ECLI:NL:RBGEL:2018:3901

Rechtbank Gelderland

Datum uitspraak
10 september 2018
Publicatiedatum
10 september 2018
Zaaknummer
AWB - 18 _ 4180
Instantie
Rechtbank Gelderland
Type
Uitspraak
Rechtsgebied
Bestuursrecht
Procedures
  • Voorlopige voorziening
Rechters
Vindplaatsen
  • Rechtspraak.nl
AI samenvatting door LexboostAutomatisch gegenereerd

Ongeldigverklaring rijbewijs vrachtwagenchauffeur na drugsgebruik onderzoek

In deze zaak heeft de voorzieningenrechter van de Rechtbank Gelderland op 10 september 2018 uitspraak gedaan in een verzoek om voorlopige voorziening van een vrachtwagenchauffeur wiens rijbewijs ongeldig was verklaard door de directie van het Centraal Bureau Rijvaardigheidsbewijzen. De vrachtwagenchauffeur had bezwaar gemaakt tegen dit besluit en verzocht om een voorlopige voorziening.

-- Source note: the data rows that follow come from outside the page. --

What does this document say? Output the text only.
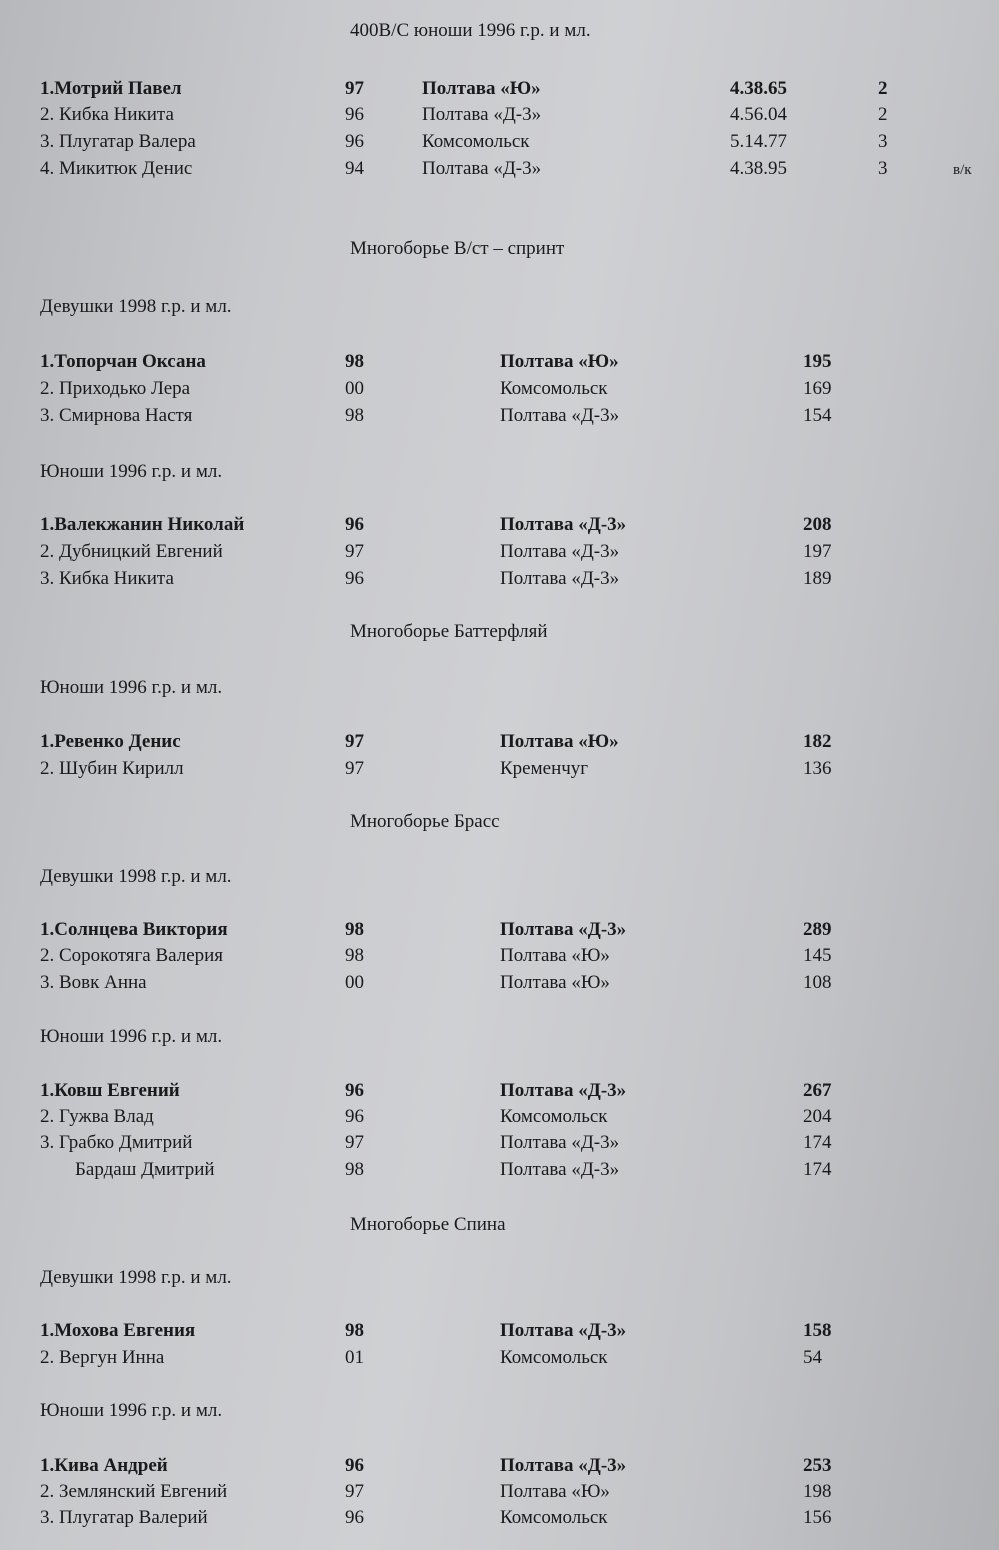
400В/С юноши 1996 г.р. и мл.
1.Мотрий Павел	97	Полтава «Ю»	4.38.65	2
2. Кибка Никита	96	Полтава «Д-3»	4.56.04	2
3. Плугатар Валера	96	Комсомольск	5.14.77	3
4. Микитюк Денис	94	Полтава «Д-3»	4.38.95	3	в/к
Многоборье В/ст – спринт
Девушки 1998 г.р. и мл.
1.Топорчан Оксана	98	Полтава «Ю»	195
2. Приходько Лера	00	Комсомольск	169
3. Смирнова Настя	98	Полтава «Д-3»	154
Юноши 1996 г.р. и мл.
1.Валекжанин Николай	96	Полтава «Д-3»	208
2. Дубницкий Евгений	97	Полтава «Д-3»	197
3. Кибка Никита	96	Полтава «Д-3»	189
Многоборье Баттерфляй
Юноши 1996 г.р. и мл.
1.Ревенко Денис	97	Полтава «Ю»	182
2. Шубин Кирилл	97	Кременчуг	136
Многоборье Брасс
Девушки 1998 г.р. и мл.
1.Солнцева Виктория	98	Полтава «Д-3»	289
2. Сорокотяга Валерия	98	Полтава «Ю»	145
3. Вовк Анна	00	Полтава «Ю»	108
Юноши 1996 г.р. и мл.
1.Ковш Евгений	96	Полтава «Д-3»	267
2. Гужва Влад	96	Комсомольск	204
3. Грабко Дмитрий	97	Полтава «Д-3»	174
Бардаш Дмитрий	98	Полтава «Д-3»	174
Многоборье Спина
Девушки 1998 г.р. и мл.
1.Мохова Евгения	98	Полтава «Д-3»	158
2. Вергун Инна	01	Комсомольск	54
Юноши 1996 г.р. и мл.
1.Кива Андрей	96	Полтава «Д-3»	253
2. Землянский Евгений	97	Полтава «Ю»	198
3. Плугатар Валерий	96	Комсомольск	156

De voorzieningenrechter oordeelde dat de verweerder niet bevoegd was om de vrachtwagenchauffeur te verplichten zich te onderwerpen aan een onderzoek naar zijn drugsgebruik. Dit oordeel was gebaseerd op een eerdere uitspraak van de rechtbank, waarin werd vastgesteld dat de verplichting om mee te werken aan een onderzoek naar de geschiktheid niet rechtsgeldig was opgelegd. De voorzieningenrechter concludeerde dat het besluit tot ongeldigverklaring van het rijbewijs enkel was gebaseerd op de resultaten van dit onderzoek, en dat dit besluit naar verwachting in bezwaar niet stand zou houden. Daarom werd het verzoek om voorlopige voorziening toegewezen, en werd het besluit van 27 juli 2018 geschorst tot zes weken na de bekendmaking van de beslissing op bezwaar. Tevens werd de verweerder veroordeeld in de proceskosten van de verzoeker, vastgesteld op € 1002,-, en diende de verweerder het betaalde griffierecht van € 170,- aan de verzoeker te vergoeden.

Uitspraak

RECHTBANK GELDERLAND

Zittingsplaats Arnhem
Bestuursrecht
zaaknummer: AWB 18/4180

uitspraak van de voorzieningenrechter van

op het verzoek om voorlopige voorziening in de zaak tussen

[verzoeker], te [woonplaats], verzoeker

(gemachtigde: mr. R.T. Poort),
en
de directie van het Centraal Bureau Rijvaardigheidsbewijzente Rijswijk, verweerder.

Procesverloop

Bij besluit van 27 juli 2018 heeft verweerder verzoekers rijbewijs ongeldig verklaard.
Verzoeker heeft tegen dit besluit bezwaar gemaakt. Verzoeker heeft tevens de voorzieningenrechter verzocht om een voorlopige voorziening te treffen.
Het onderzoek ter zitting heeft gelijktijdig met de behandeling van het beroepschrift met procedurenummer AWB 18/4181 plaatsgevonden op 27 augustus 2018. Verzoeker is verschenen, bijgestaan door zijn gemachtigde. Verweerder heeft zich laten vertegenwoordigen door mr. J.J. Kwant.

Overwegingen

1. Het oordeel van de voorzieningenrechter heeft een voorlopig karakter en bindt de rechtbank in een (eventueel) bodemgeding niet.
2. Bij uitspraak van heden heeft de rechtbank verzoekers beroep tegen het in bezwaar gehandhaafde besluit tot het opleggen van de verplichting mee te werken aan een onderzoek naar zijn drugsgebruik, gegrond verklaard (zie de uitspraak met zaaknummer AWB 18/4181). De rechtbank heeft in die zaak geoordeeld dat verweerder niet bevoegd was te besluiten dat verzoeker zich diende te onderwerpen aan een onderzoek naar de geschiktheid en dat besluit in zoverre herroepen.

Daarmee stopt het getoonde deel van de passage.